Classroom Management

I taught high school for my student teaching experience. Before showing up for my first day, I had visions of disrespect, disruptions, and more. I joke that I look like I could be a high school student, so I worried that the students wouldn’t take me seriously.

The main reason that people worry about classroom management issues is that they lack experience handling a wide range of behavioral issues. It takes time to figure out the best way to handle different kinds of situations, and there are going to be days when you just don’t know what to do about a particular student. However, there are some things that you can do to prevent problems, such as lay down the rules, be consistent, and learn names early on in the student teaching experience.

When problems do arise, address them right away. Talk to the student one-on-one about their behavior, and use punishments when necessary. If you don’t know what punishments to use, talk to your mentor teacher for ideas.


Student teaching comes with a lot of responsibility, and it can seem overwhelming at times. You have meetings to attend, papers to grade, parents to talk to, and lessons to plan. Seasoned teachers have these same issues to deal with, but they find tricks to lighten their load. For example, have students grade some of their own assignments, use the Internet for lesson ideas, and don’t worry about saying “no” to opportunities when you really don’t have the time.
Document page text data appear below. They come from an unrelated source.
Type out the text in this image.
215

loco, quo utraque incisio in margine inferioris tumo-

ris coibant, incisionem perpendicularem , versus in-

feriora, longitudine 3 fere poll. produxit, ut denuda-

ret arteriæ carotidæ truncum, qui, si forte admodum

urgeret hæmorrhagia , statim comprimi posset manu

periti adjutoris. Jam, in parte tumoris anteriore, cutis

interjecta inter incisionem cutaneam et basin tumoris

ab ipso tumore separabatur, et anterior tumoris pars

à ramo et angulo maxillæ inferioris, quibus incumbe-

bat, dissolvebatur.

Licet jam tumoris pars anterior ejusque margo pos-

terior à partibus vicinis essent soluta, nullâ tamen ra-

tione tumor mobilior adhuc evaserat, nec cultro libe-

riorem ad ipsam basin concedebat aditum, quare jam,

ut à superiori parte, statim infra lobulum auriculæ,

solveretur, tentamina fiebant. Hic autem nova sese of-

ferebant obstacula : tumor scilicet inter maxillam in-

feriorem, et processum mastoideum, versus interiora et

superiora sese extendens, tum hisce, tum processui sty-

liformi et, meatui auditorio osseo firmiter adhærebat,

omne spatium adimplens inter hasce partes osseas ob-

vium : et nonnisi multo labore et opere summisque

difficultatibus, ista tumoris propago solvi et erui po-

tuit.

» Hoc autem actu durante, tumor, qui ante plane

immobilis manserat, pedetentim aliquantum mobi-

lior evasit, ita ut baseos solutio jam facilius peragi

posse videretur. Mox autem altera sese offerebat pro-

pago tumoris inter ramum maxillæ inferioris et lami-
But what should you do if your lesson doesn’t go as planned? What if you make a mistake? The answer is simple: forget about the what-if. It’s going to happen. And when it does, don’t sweat it. Use it as a learning experience instead.
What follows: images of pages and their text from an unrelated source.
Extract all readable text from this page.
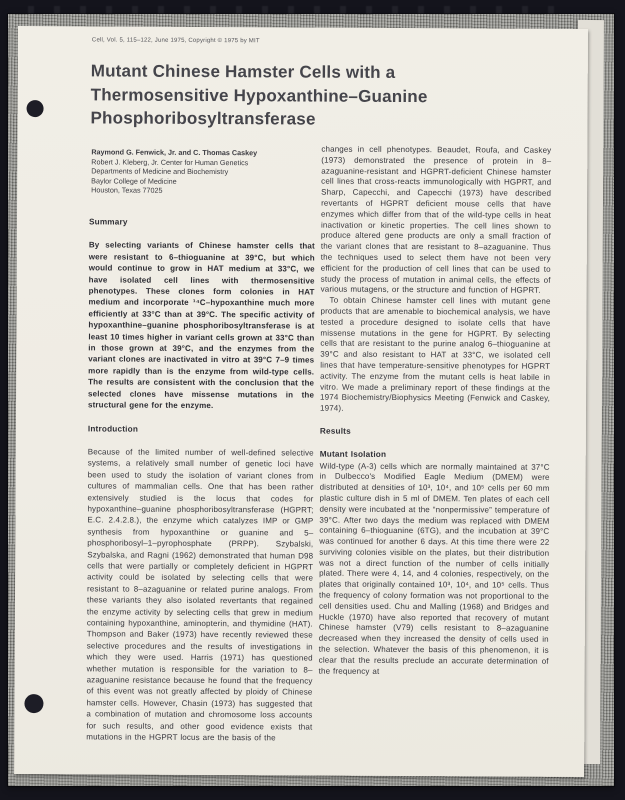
Cell, Vol. 5, 115–122, June 1975, Copyright © 1975 by MIT
Mutant Chinese Hamster Cells with a
Thermosensitive Hypoxanthine–Guanine
Phosphoribosyltransferase
Raymond G. Fenwick, Jr. and C. Thomas Caskey
Robert J. Kleberg, Jr. Center for Human Genetics
Departments of Medicine and Biochemistry
Baylor College of Medicine
Houston, Texas 77025
Summary

By selecting variants of Chinese hamster cells that were resistant to 6–thioguanine at 39°C, but which would continue to grow in HAT medium at 33°C, we have isolated cell lines with thermosensitive phenotypes. These clones form colonies in HAT medium and incorporate ¹⁴C–hypoxanthine much more efficiently at 33°C than at 39°C. The specific activity of hypoxanthine–guanine phosphoribosyltransferase is at least 10 times higher in variant cells grown at 33°C than in those grown at 39°C, and the enzymes from the variant clones are inactivated in vitro at 39°C 7–9 times more rapidly than is the enzyme from wild-type cells. The results are consistent with the conclusion that the selected clones have missense mutations in the structural gene for the enzyme.

Introduction

Because of the limited number of well-defined selective systems, a relatively small number of genetic loci have been used to study the isolation of variant clones from cultures of mammalian cells. One that has been rather extensively studied is the locus that codes for hypoxanthine–guanine phosphoribosyltransferase (HGPRT; E.C. 2.4.2.8.), the enzyme which catalyzes IMP or GMP synthesis from hypoxanthine or guanine and 5–phosphoribosyl–1–pyrophosphate (PRPP). Szybalski, Szybalska, and Ragni (1962) demonstrated that human D98 cells that were partially or completely deficient in HGPRT activity could be isolated by selecting cells that were resistant to 8–azaguanine or related purine analogs. From these variants they also isolated revertants that regained the enzyme activity by selecting cells that grew in medium containing hypoxanthine, aminopterin, and thymidine (HAT). Thompson and Baker (1973) have recently reviewed these selective procedures and the results of investigations in which they were used. Harris (1971) has questioned whether mutation is responsible for the variation to 8–azaguanine resistance because he found that the frequency of this event was not greatly affected by ploidy of Chinese hamster cells. However, Chasin (1973) has suggested that a combination of mutation and chromosome loss accounts for such results, and other good evidence exists that mutations in the HGPRT locus are the basis of the

changes in cell phenotypes. Beaudet, Roufa, and Caskey (1973) demonstrated the presence of protein in 8–azaguanine-resistant and HGPRT-deficient Chinese hamster cell lines that cross-reacts immunologically with HGPRT, and Sharp, Capecchi, and Capecchi (1973) have described revertants of HGPRT deficient mouse cells that have enzymes which differ from that of the wild-type cells in heat inactivation or kinetic properties. The cell lines shown to produce altered gene products are only a small fraction of the variant clones that are resistant to 8–azaguanine. Thus the techniques used to select them have not been very efficient for the production of cell lines that can be used to study the process of mutation in animal cells, the effects of various mutagens, or the structure and function of HGPRT.

To obtain Chinese hamster cell lines with mutant gene products that are amenable to biochemical analysis, we have tested a procedure designed to isolate cells that have missense mutations in the gene for HGPRT. By selecting cells that are resistant to the purine analog 6–thioguanine at 39°C and also resistant to HAT at 33°C, we isolated cell lines that have temperature-sensitive phenotypes for HGPRT activity. The enzyme from the mutant cells is heat labile in vitro. We made a preliminary report of these findings at the 1974 Biochemistry/Biophysics Meeting (Fenwick and Caskey, 1974).

Results
Mutant Isolation

Wild-type (A-3) cells which are normally maintained at 37°C in Dulbecco's Modified Eagle Medium (DMEM) were distributed at densities of 10³, 10⁴, and 10⁵ cells per 60 mm plastic culture dish in 5 ml of DMEM. Ten plates of each cell density were incubated at the “nonpermissive” temperature of 39°C. After two days the medium was replaced with DMEM containing 6–thioguanine (6TG), and the incubation at 39°C was continued for another 6 days. At this time there were 22 surviving colonies visible on the plates, but their distribution was not a direct function of the number of cells initially plated. There were 4, 14, and 4 colonies, respectively, on the plates that originally contained 10³, 10⁴, and 10⁵ cells. Thus the frequency of colony formation was not proportional to the cell densities used. Chu and Malling (1968) and Bridges and Huckle (1970) have also reported that recovery of mutant Chinese hamster (V79) cells resistant to 8–azaguanine decreased when they increased the density of cells used in the selection. Whatever the basis of this phenomenon, it is clear that the results preclude an accurate determination of the frequency at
Student teaching prepares you to handle your own classroom. Teachers make mistakes and lesson plans don’t work out, but teachers learn from these problems. That’s why flexibility, creativity, and a good sense of humor is so vital to a teaching career.

Meeting Each Student’s Needs

When you’re only with students for a short period of time, it’s difficult to discover their strengths and weaknesses. This information is important if you want to plan lessons that really engage and stretch your students. Luckily, you have a mentor teacher who knows the students and can help you come up with ideas to help them.

As far as meeting all of the students’ needs, consider using a variety of materials, including reading material at different levels. Allow the students to set their own pace, or carefully choose groups or partners for activities. When writing lesson plans, look for lots of hands-on activities or ones that require active participation. For elementary-aged students, use parent volunteers to help you provide more one-on-one time with each student.

Parent Communications

For a student teacher, parents seem intimidating. You don’t want a parent to yell at you or get mad about something that you did. However, you’ll find that partnering with parents is a great way to gain their respect and support. When you have parents working with you to help their child, everybody wins. In order to communicate with parents, don’t be afraid to make phone calls, send notes home with students, or write emails.


If student teaching is standing between you and graduating from college and becoming a teacher, it’s easy to see why you might fear failing it. With so much to do and worry about, you shouldn’t have the fear of failing weighing on your mind.

More likely than not, you’ll go home feeling like a failure at one time or another. Don’t let that ruin your experience. Just do your best! Try to get the most from the experience that you can. Look to your mentor teachers as mentors, and soak up as much information from them as possible. Even if you end up failing, you’ll be able to look back on the experience as a great opportunity for learning and growth.

Student teaching isn’t easy. You’re going to have rough days, and you’re going to experience things that you weren’t prepared for. Rather than letting your fear and anxiety take over, remember that you’ve spent your college experience preparing for student teaching, and now you get to put everything that you’ve learned into action. It’s exciting! Teaching is what you love; this is why you pursued this profession in the first place. Enjoy the experience and learn as much as you can!